Long-term value investor Allan Gray, for example, feels vindicated in the returns it is producing as a result of this approach. "One thing that is truly different in our strategy is our long-term approach and the fact that we’re quite happy to look past what is happening in the short term and what we can predict," says head of product development Richard Carter. "We’re prepared to take pain in the short term to be right in the long term and many of our long-term positions are really paying off and showing superior performance."
This performance has resulted in the company growing its assets under management in the year to the end of March by 7.45%, reducing the gap to the largest asset manager, Coronation, to little more than R3bn. Its battle for the title of the largest manager by assets was helped somewhat by Coronation shedding almost R1,7bn in assets over the same period.
Is this shift in flows indicative of changing investor behaviour? Hardly, Carter says. "Many investors follow performance rather than believing the Allan Gray long-term value story and investing smartly," he says. "Our performance has improved, which is reflected in the flows into our funds, and that will continue."
One of the largest gainers over the year to the end of March is Foord Asset Management, which grew assets under management by nearly 18%. Director responsible for investment strategy William Fraser ascribes this growth to a combination of increased market penetration and confidence in its fund performance. "Past returns have no doubt played a part in the recent success of the business. However, we are also encouraged by the growing number of investors who have stayed with Foord through periods of underperformance.
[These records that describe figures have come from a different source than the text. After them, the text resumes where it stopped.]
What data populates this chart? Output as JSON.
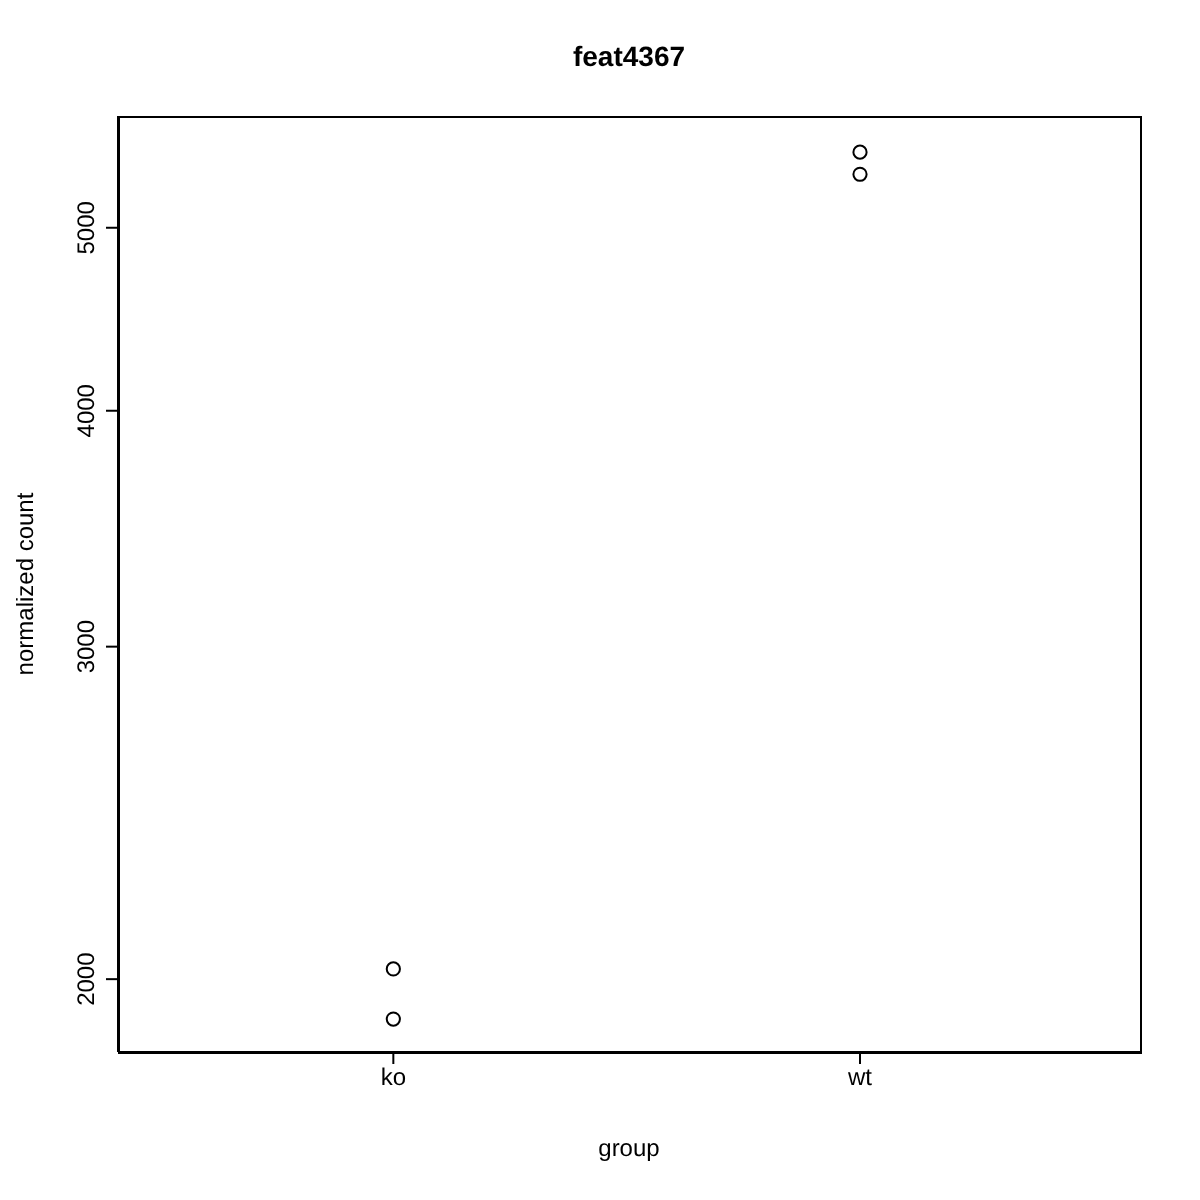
{
  "chart_data": {
    "type": "scatter",
    "title": "feat4367",
    "xlabel": "group",
    "ylabel": "normalized count",
    "categories": [
      "ko",
      "wt"
    ],
    "series": [
      {
        "color": "#000000",
        "values": [
          2025,
          5483
        ]
      },
      {
        "color": "#000000",
        "values": [
          1905,
          5337
        ]
      }
    ],
    "marker": "circle",
    "log": "y",
    "ylim": [
      1830,
      5730
    ],
    "yticks": [
      2000,
      3000,
      4000,
      5000
    ],
    "grid": false,
    "legend": false
  }
}
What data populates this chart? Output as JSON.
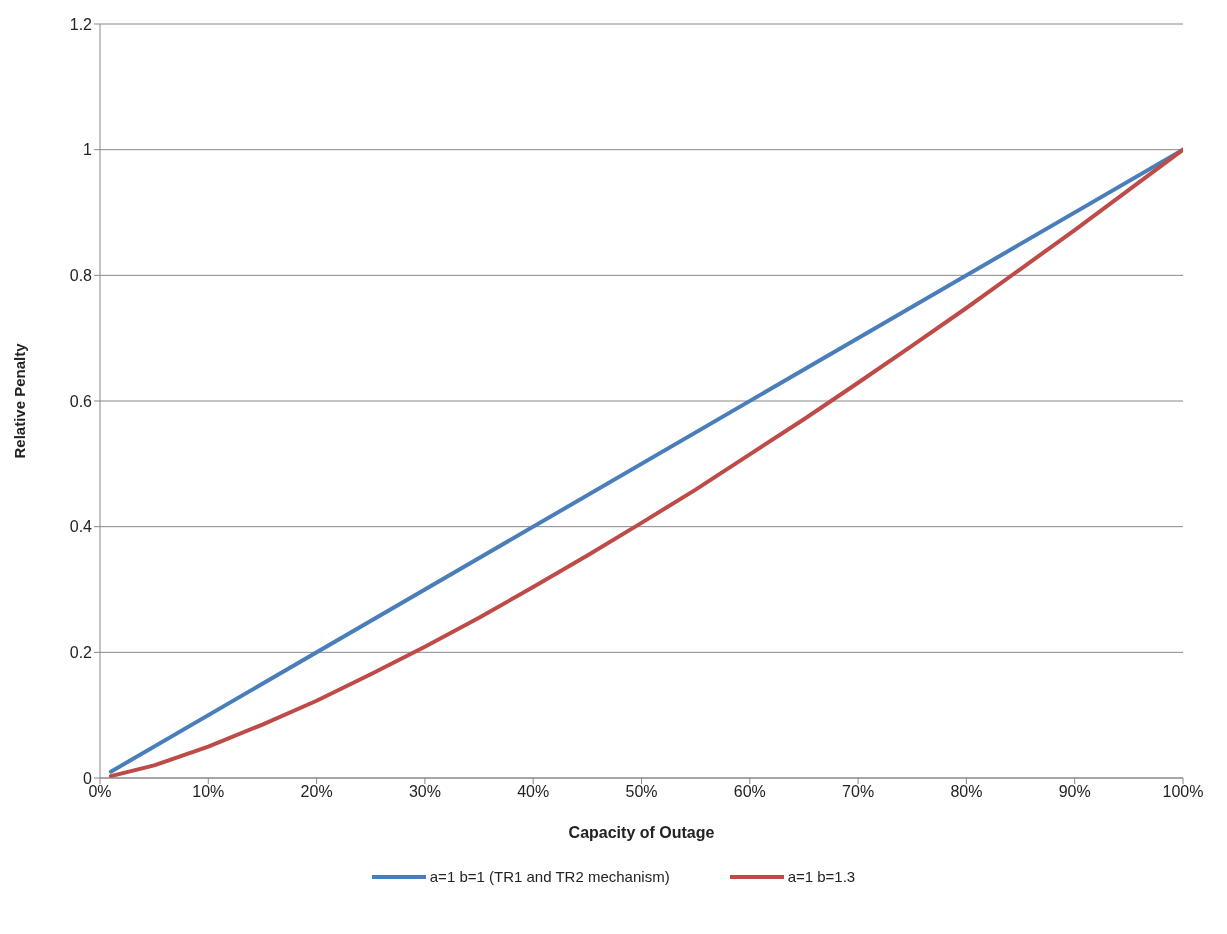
{
  "chart_data": {
    "type": "line",
    "xlabel": "Capacity of Outage",
    "ylabel": "Relative Penalty",
    "series": [
      {
        "name": "a=1 b=1 (TR1 and TR2 mechanism)",
        "color": "#4a7ebb",
        "x": [
          1,
          100
        ],
        "values": [
          0.01,
          1
        ]
      },
      {
        "name": "a=1 b=1.3",
        "color": "#be4b48",
        "x": [
          1,
          5,
          10,
          15,
          20,
          25,
          30,
          35,
          40,
          45,
          50,
          55,
          60,
          65,
          70,
          75,
          80,
          85,
          90,
          95,
          100
        ],
        "values": [
          0.003,
          0.02,
          0.05,
          0.085,
          0.123,
          0.165,
          0.209,
          0.255,
          0.304,
          0.354,
          0.406,
          0.459,
          0.515,
          0.571,
          0.629,
          0.688,
          0.748,
          0.81,
          0.872,
          0.936,
          1
        ]
      }
    ],
    "xlim": [
      0,
      100
    ],
    "xticks": [
      {
        "value": 0,
        "label": "0%"
      },
      {
        "value": 10,
        "label": "10%"
      },
      {
        "value": 20,
        "label": "20%"
      },
      {
        "value": 30,
        "label": "30%"
      },
      {
        "value": 40,
        "label": "40%"
      },
      {
        "value": 50,
        "label": "50%"
      },
      {
        "value": 60,
        "label": "60%"
      },
      {
        "value": 70,
        "label": "70%"
      },
      {
        "value": 80,
        "label": "80%"
      },
      {
        "value": 90,
        "label": "90%"
      },
      {
        "value": 100,
        "label": "100%"
      }
    ],
    "ylim": [
      0,
      1.2
    ],
    "yticks": [
      0,
      0.2,
      0.4,
      0.6,
      0.8,
      1,
      {
        "value": 1.2,
        "label": "1.2"
      }
    ],
    "grid": "y",
    "legend": "bottom",
    "marker": "none",
    "line_style": "solid"
  }
}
Our philosophy of capital preservation in real terms resonate with most of our investors."
Foord’s performance, he adds, is largely on the back of more defensive holdings. "A more defensive positioning was established in the past 18 months, if not slightly longer. A preference for nonresource rand-hedge businesses remains evidenced in portfolios. Years of returns well in excess of expectations, after inflation, is behind us. It is now the time to consolidate and, in time, compound returns. We will continue to focus on capital preservation and have a large component of cash in our local portfolio," he says.
Even Chris Freund, an avowed equities hawk, admits to wariness in light of current market conditions and uncertainty. "We are more cautiously positioned than we’ve been for many years, which is not the usual position we find ourselves in," he says. "I’m not expecting a bear market in the short term, but there is now a lousy risk-reward trade-off. So we’re holding less equity and more cash than we’ve had in our portfolio for years, and the types of shares are reasonably defensive as well. But that position can change quite quickly."
With these high levels of uncertainty and the threat to political instability, the retreat to lower risk is likely to be the default position for the foreseeable future. It is clearly a prudent strategy.